IRAQ ARCHAEOLOGY ASSESSMENT FROM LEBANONESE PAPER
Copyright (c) 2008 The Daily Star
|Friday, May 16, 2008|
|Experts assess extent of Iraq's cultural catastrophe five years after the US invasion|
|The priceless archaeological treasures of Mesopotamia are still being plundered|
|By John White|
Donny George Youkhanna, Iraq's most prominent archaeologist and National Museum director in 2003, called the looting "the crime of the century." He said that some 14,000 objects, a dozen of them "world-class masterpieces," were plundered from the National museum. Fewer than half have been located and some of the most prized treasures have vanished into the hidden world of the private art collector, possibly never to be seen again.
George was forced to flee with his family to Syria on August 27, 2006, thence to the US, because of alleged threats from the Shiite Islamists who by then ran Iraq. He is now visiting professor of anthropology at Stony Brook State University in New York.
After five years, robber gangs still loot Iraq's cultural heritage at the estimated 11,000 archaeological sites across the country, with dealers buying the protection of the clans who control large tracts of the country. A 1,400-strong Mobile Archaeological Site Protection Force was mustered in 2006 but it proved to totally ineffective - usually outgunned by the gangs, its men poorly paid and motivated. Security officials estimate that it would take a force of 50,000-75,000 to protect the sites properly - and there's little prospect of that amid the chaos of Iraq.
Most are massive quarrying operations with bulldozers, mechanical diggers and dump trucks. They are operating in broad daylight with virtual impunity since protecting these sites is low on US security priorities. Many of the plundered sites are now barren, cratered moonscapes because of the holes dug by the looters.
This rape of Mesopotamia's fabled history, archaeologists say, is probably more devastating than the pillaging of the museums because priceless artifacts that cast light on mankind's origins are being lost, so that experts cannot piece together how ancient societies developed.
"We may never know how many Gilgamesh-like epics have been lost," lamented Mehiyar Kathem, a fundraiser for the Cultural Heritage Awareness Initiative, a project of the Baghdad-based educational non-governmental organization Culture For All. He calls the wholesale looting "one of the greatest catastrophes to befall humanity."
McGuire Gibson, a professor of Mesopotamian history at the University of Chicago who has led major archaeological projects in Iraq, estimated in early 2007 that up to 15,000 objects were being taken daily from these sites.

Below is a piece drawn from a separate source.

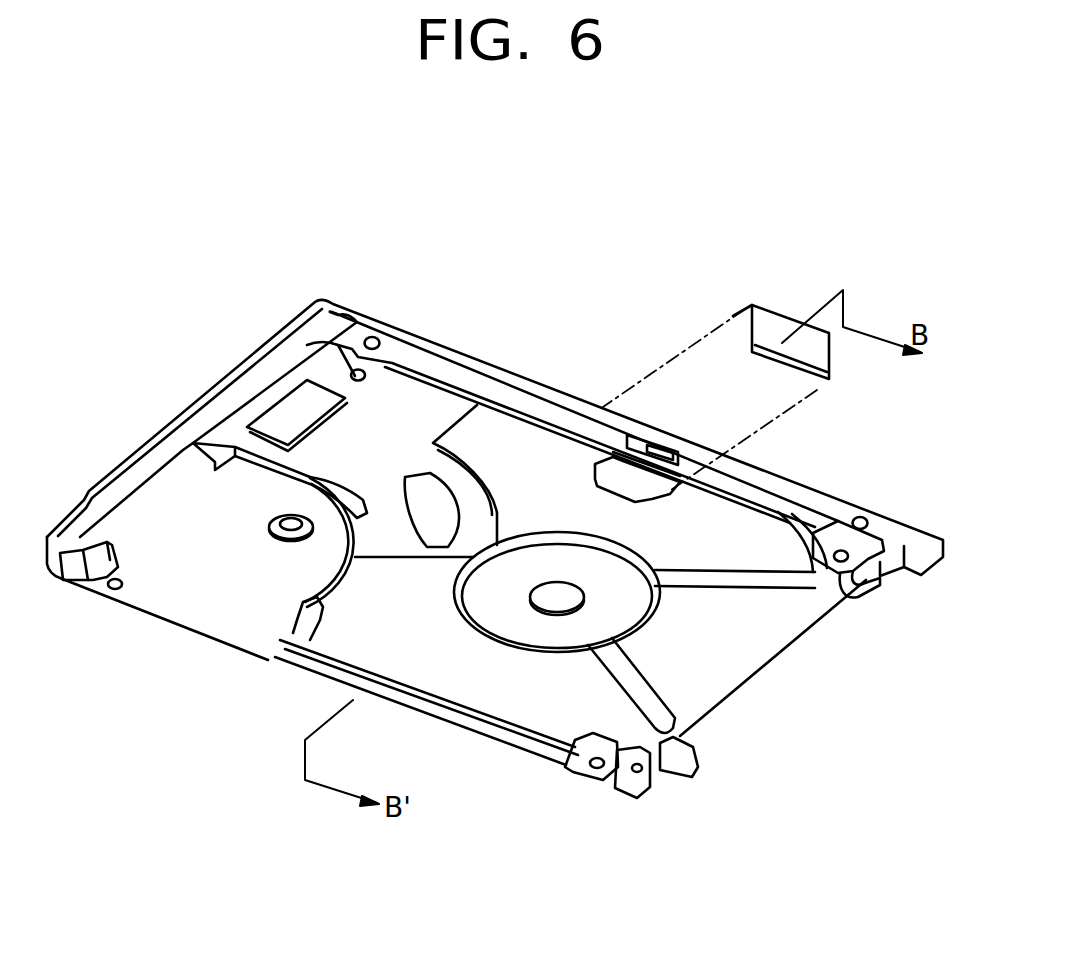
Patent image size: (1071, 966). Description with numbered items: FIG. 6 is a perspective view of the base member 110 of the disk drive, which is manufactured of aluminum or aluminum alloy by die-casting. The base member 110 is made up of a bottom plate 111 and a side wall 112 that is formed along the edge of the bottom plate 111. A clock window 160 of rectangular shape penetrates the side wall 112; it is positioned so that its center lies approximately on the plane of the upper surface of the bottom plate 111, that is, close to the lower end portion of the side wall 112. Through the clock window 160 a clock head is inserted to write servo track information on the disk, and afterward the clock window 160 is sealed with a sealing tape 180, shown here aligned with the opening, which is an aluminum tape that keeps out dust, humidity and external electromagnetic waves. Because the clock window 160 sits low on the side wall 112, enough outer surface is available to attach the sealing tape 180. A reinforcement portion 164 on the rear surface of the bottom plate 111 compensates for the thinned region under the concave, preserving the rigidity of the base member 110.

Matthew Bogdanos, a New York assistant district attorney and a colonel in the US Marine Corps reserve helped stem the chaos in the Museum in 2003. During a two-day United Nations conference in Athens on returning antiquities to their countries of origin, Bogdanos said there were "undeniable" links between the smuggling and extremist groups. "The Taliban uses opium to finance their activities in Afghanistan," he said. "Well, they don't have opium in Iraq. What they have an almost limitless supply of is antiquities."
Security officials are skeptical about the extent that profits from the illicit sale of antiquities fund the insurgency. Donny George talks of "a huge mafia for smuggling antiquities" and says "there are a lot of people inside Iraq" near the plundered sites "buying these things from the looters there. They're not Iraqis. They're Europeans." Other corrupt dealers, he says, have operated from Iran, Turkey, Kuwait and Saudi Arabia.
According to Lebanese archaeologist Joanne Farchakh-Bajjaly - a tireless campaigner for international action to help staunch this archaeological catastrophe, who helped document the stolen treasures - says the looters have ransacked sites of 4,000-year-old Sumerian cities in the south. "In the Nassariyya area alone, there are about 840 Sumerian sites. They have all been systematically looted," she said. The robber gangs have not spared "one meter of these Sumerian capitals that have been buried under the sand for thousands of years.
Farchakh warns that the looting is eradicating the ancient history of Mesopotamia. These days, she says, "the robbers are destroying everything because they're going down to bedrock. What's new is that the looters are becoming more and more organized, apparently with lots of money.
"Quite apart from this, military operations are damaging these sites forever. There's been a US base at Ur for five years and the walls are cracking because of the weight of military vehicles. It's like putting an archaeological site under a continuous earthquake."